Sgt. Danielle V. Beck, anti-tank missileman with Anti-Armor Section, Weapons Company, Ground Combat Element Integrated Task Force, fires an M41A4 Saber missile launcher during a live-fire exercise.

Sgt. Danielle V. Beck, anti-tank missileman with Anti-Armor Section, Weapons Company, Ground Combat Element Integrated Task Force, fires an M41A4 Saber missile launcher during a live-fire exercise. U.S. Marine Corps photo by Sgt. Alicia R. Leaders

Navy, Marines To Open All Jobs to Women

Months before the deadline, Secretary Mabus says he won’t ask for exemptions to keep any billets all-male.

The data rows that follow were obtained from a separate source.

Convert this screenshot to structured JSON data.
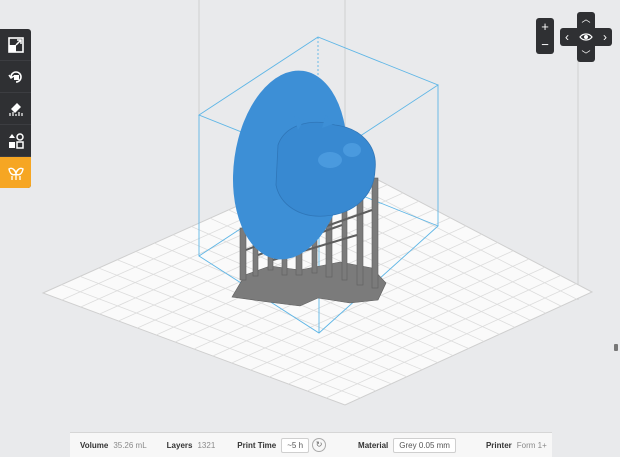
{
  "colors": {
    "model": "#3d8fd6",
    "supports": "#7b7b7b",
    "accent": "#f6a623",
    "toolbar": "#2f3033",
    "bbox": "#5fb6e6",
    "grid": "#d9d9d9"
  },
  "toolbar": {
    "items": [
      {
        "icon": "scale-icon"
      },
      {
        "icon": "rotate-icon"
      },
      {
        "icon": "orientation-icon"
      },
      {
        "icon": "layout-icon"
      },
      {
        "icon": "supports-icon",
        "active": true
      }
    ]
  },
  "view_controls": {
    "zoom_in": "+",
    "zoom_out": "−",
    "up": "︿",
    "down": "﹀",
    "left": "‹",
    "right": "›"
  },
  "status": {
    "volume_label": "Volume",
    "volume_value": "35.26 mL",
    "layers_label": "Layers",
    "layers_value": "1321",
    "print_time_label": "Print Time",
    "print_time_value": "~5 h",
    "material_label": "Material",
    "material_value": "Grey 0.05 mm",
    "printer_label": "Printer",
    "printer_value": "Form 1+"
  }
}
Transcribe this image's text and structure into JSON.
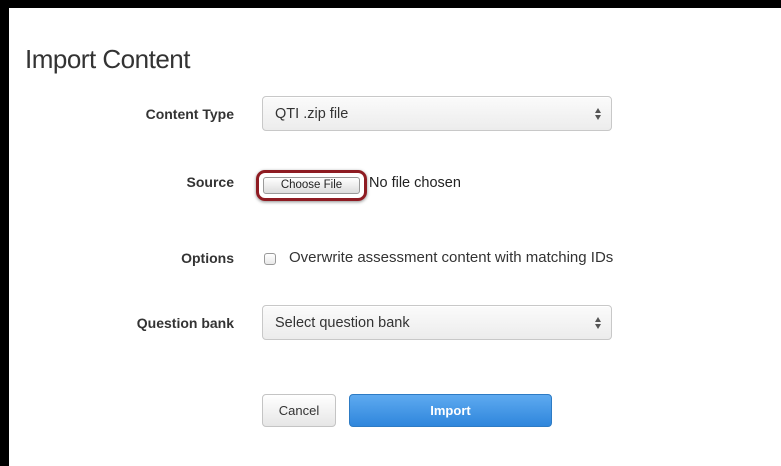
{
  "dialog": {
    "title": "Import Content"
  },
  "content_type": {
    "label": "Content Type",
    "selected": "QTI .zip file"
  },
  "source": {
    "label": "Source",
    "choose_file_label": "Choose File",
    "file_status": "No file chosen"
  },
  "options": {
    "label": "Options",
    "overwrite_label": "Overwrite assessment content with matching IDs",
    "overwrite_checked": false
  },
  "question_bank": {
    "label": "Question bank",
    "selected": "Select question bank"
  },
  "actions": {
    "cancel_label": "Cancel",
    "import_label": "Import"
  },
  "colors": {
    "highlight_ring": "#8e1b22",
    "import_button": "#3a8fe0"
  }
}
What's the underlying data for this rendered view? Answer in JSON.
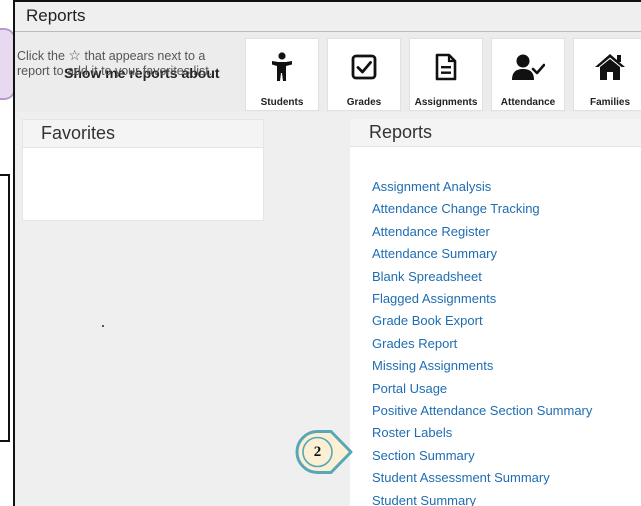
{
  "window": {
    "title": "Reports"
  },
  "filter": {
    "label": "Show me reports about",
    "categories": [
      {
        "label": "Students",
        "icon": "student-icon"
      },
      {
        "label": "Grades",
        "icon": "checkbox-icon"
      },
      {
        "label": "Assignments",
        "icon": "document-icon"
      },
      {
        "label": "Attendance",
        "icon": "user-check-icon"
      },
      {
        "label": "Families",
        "icon": "home-icon"
      }
    ]
  },
  "favorites": {
    "title": "Favorites",
    "help_before": "Click the",
    "help_after": "that appears next to a report to add it to your favorites list."
  },
  "reports": {
    "title": "Reports",
    "items": [
      "Assignment Analysis",
      "Attendance Change Tracking",
      "Attendance Register",
      "Attendance Summary",
      "Blank Spreadsheet",
      "Flagged Assignments",
      "Grade Book Export",
      "Grades Report",
      "Missing Assignments",
      "Portal Usage",
      "Positive Attendance Section Summary",
      "Roster Labels",
      "Section Summary",
      "Student Assessment Summary",
      "Student Summary"
    ]
  },
  "step_badge": {
    "number": "2"
  },
  "colors": {
    "link": "#1e6db3",
    "badge_fill": "#fbf0d4",
    "badge_border": "#58a7b8",
    "callout": "#e8d9f1"
  }
}
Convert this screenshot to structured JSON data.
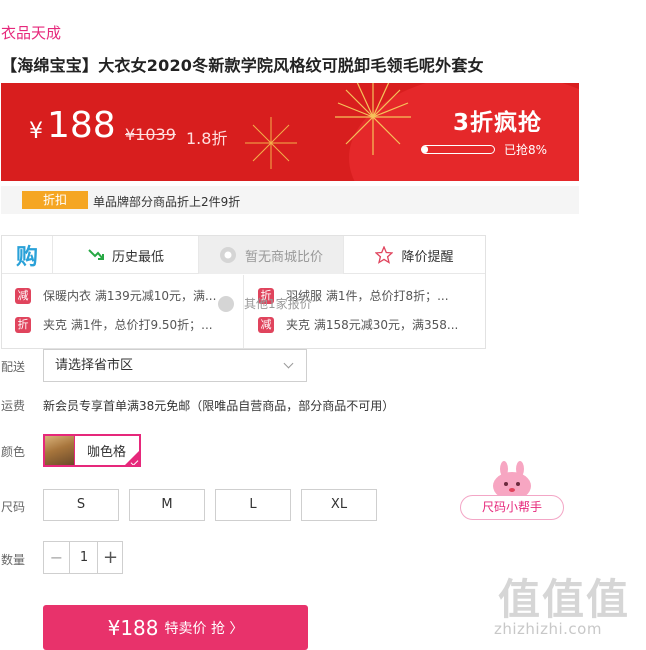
{
  "brand": "衣品天成",
  "title": "【海绵宝宝】大衣女2020冬新款学院风格纹可脱卸毛领毛呢外套女",
  "banner": {
    "currency": "¥",
    "price": "188",
    "original_price": "¥1039",
    "discount": "1.8折",
    "flash_title": "3折疯抢",
    "sold_text": "已抢8%",
    "sold_fraction": 0.08,
    "bg_color": "#d81e1e"
  },
  "promo": {
    "tag": "折扣",
    "text": "单品牌部分商品折上2件9折"
  },
  "tabs": {
    "gou_label": "购",
    "history": "历史最低",
    "compare": "暂无商城比价",
    "alert": "降价提醒"
  },
  "offers": [
    {
      "badge": "减",
      "text": "保暖内衣 满139元减10元，满..."
    },
    {
      "badge": "折",
      "text": "夹克 满1件，总价打9.50折；..."
    },
    {
      "badge": "折",
      "text": "羽绒服 满1件，总价打8折；..."
    },
    {
      "badge": "减",
      "text": "夹克 满158元减30元，满358..."
    }
  ],
  "overlay_tip": "其他1家报价",
  "shipping": {
    "label": "配送",
    "select_value": "请选择省市区"
  },
  "fee": {
    "label": "运费",
    "text": "新会员专享首单满38元免邮（限唯品自营商品，部分商品不可用）"
  },
  "color": {
    "label": "颜色",
    "selected": "咖色格"
  },
  "size": {
    "label": "尺码",
    "options": [
      "S",
      "M",
      "L",
      "XL"
    ]
  },
  "helper": {
    "label": "尺码小帮手"
  },
  "quantity": {
    "label": "数量",
    "value": "1",
    "minus": "−",
    "plus": "+"
  },
  "buy_button": {
    "price": "¥188",
    "label": "特卖价 抢 〉"
  },
  "watermark": {
    "logo": "值值值",
    "url": "zhizhizhi.com"
  },
  "colors": {
    "accent_pink": "#e6287b",
    "buy_button": "#e8326b",
    "badge_red": "#e0445d",
    "promo_orange": "#f5a623"
  }
}
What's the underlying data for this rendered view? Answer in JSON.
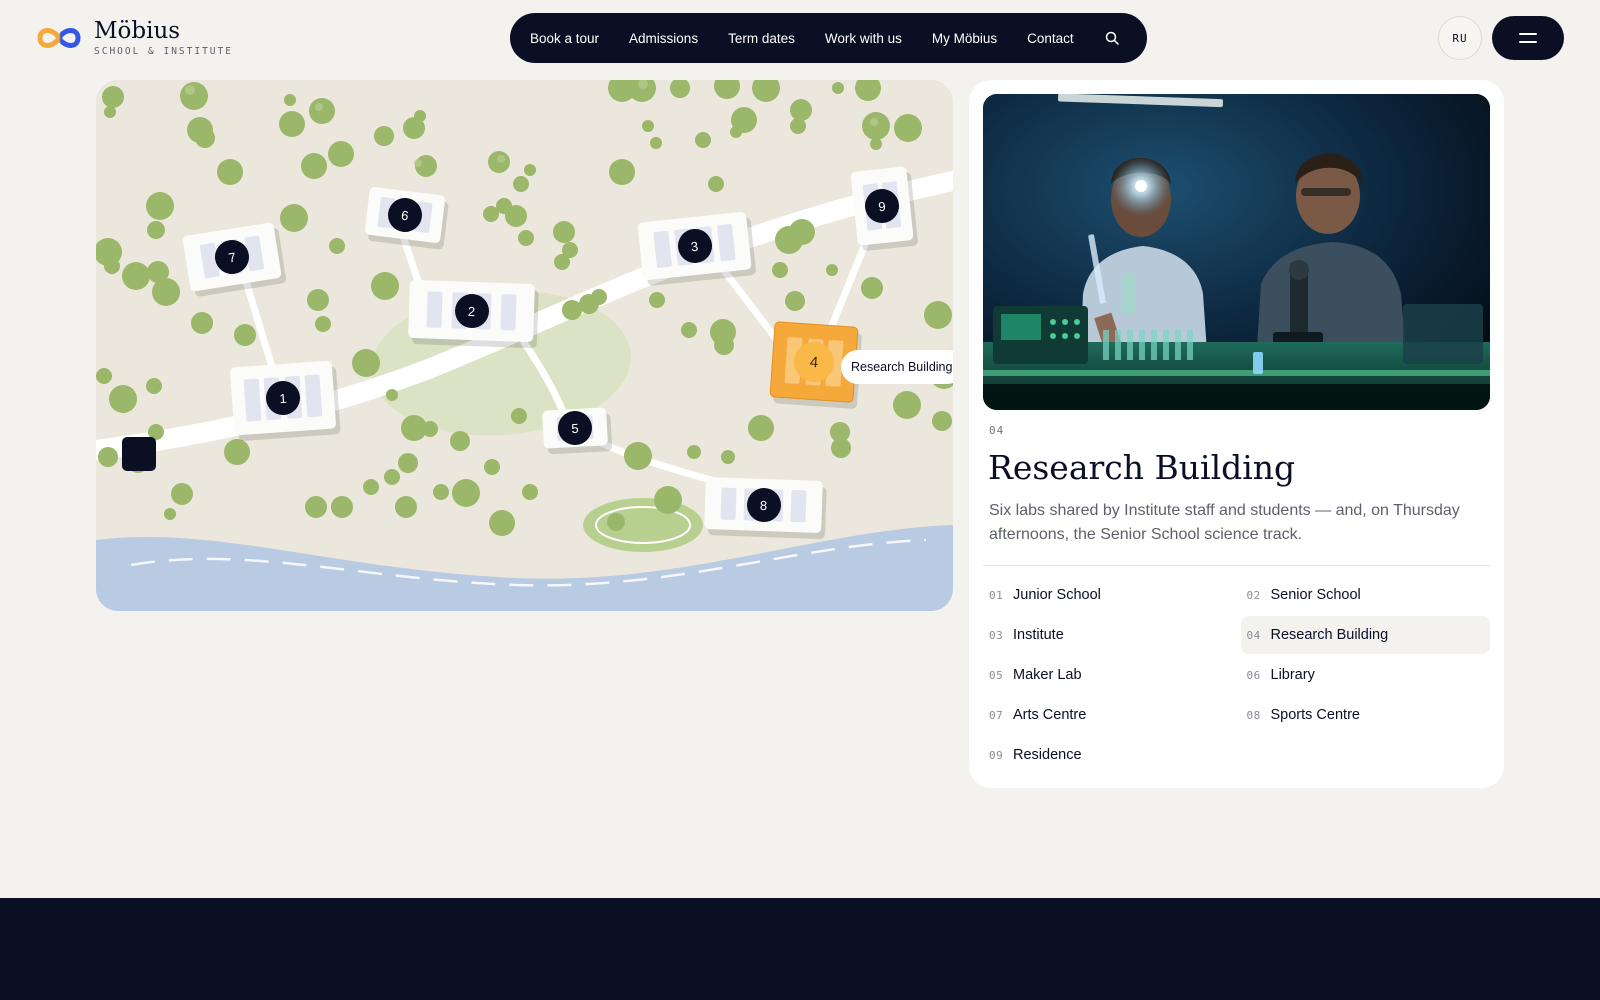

Ray Mabus has made up his mind: there’s no job in the Navy or Marine Corps that’s going to be off-limits to women.

With more than a month to go before the deadline, the Navy Secretary made it clear on Monday: he will not be requesting any exceptions to the Pentagon edict that all U.S. military jobs be opened to women.

“Nobody’s asking for an exemption in the Navy,” Mabus told an audience at the the City Club of Cleveland. “And I’ve been pretty clear about this for a while – I’m not going to ask for an exemption for the Marines.”

That may have come as a surprise to the Marine Corps Commandant, Gen. Joe Dunford; Marine Corps Times reported Thursday that Dunford had met with the secretary on the issue but had yet to issue his recommendations. Defense Secretary Ash Carter asked the services to complete their reviews of obstacles to full gender integration and report back by Oct. 1. If no service seeks or is granted an exemption, the military will open to women all 200,000 positions that remain closed to them on or before the first of the year.

Mabus spoke just a few days after publicly criticizing a Marine Corps study that compared the performance of ground combat units with female members to all-male teams — and found the women lacking. “In the all-volunteer study, the men consistently outperformed the women in speed and accuracy, while female Marines were injured at more than double the rate of their male counterparts,” Marine Corps Times reported.

In his Sept. 14 speech, the Navy secretary argued that the study wasn’t relevant to the debate.

“At the end they came out – and I’ve read the study pretty carefully a couple of times – in a different place than I do because they talk about averages,” he said. “And the average woman is slower. The average woman can’t carry as much. The average woman isn’t quite as quick on some jobs or some tasks. The other way to look at it is we’re not looking for average.”

Mabus emphasized that only qualified people — including women — should be allowed to do a particular job. “Our notion is set standards, make sure those standards have something to do with the job, and then, if you meet it, you meet it.”

In the study, he said, “There were women that met this standard, and a lot of the things there that women fell a little short in can be remedied by two things: training and leadership.”

Opening all Marine jobs to women, he said, is “not going to make them any less fighting effective. In fact I think they will be a stronger force because a more diverse force is a stronger force.”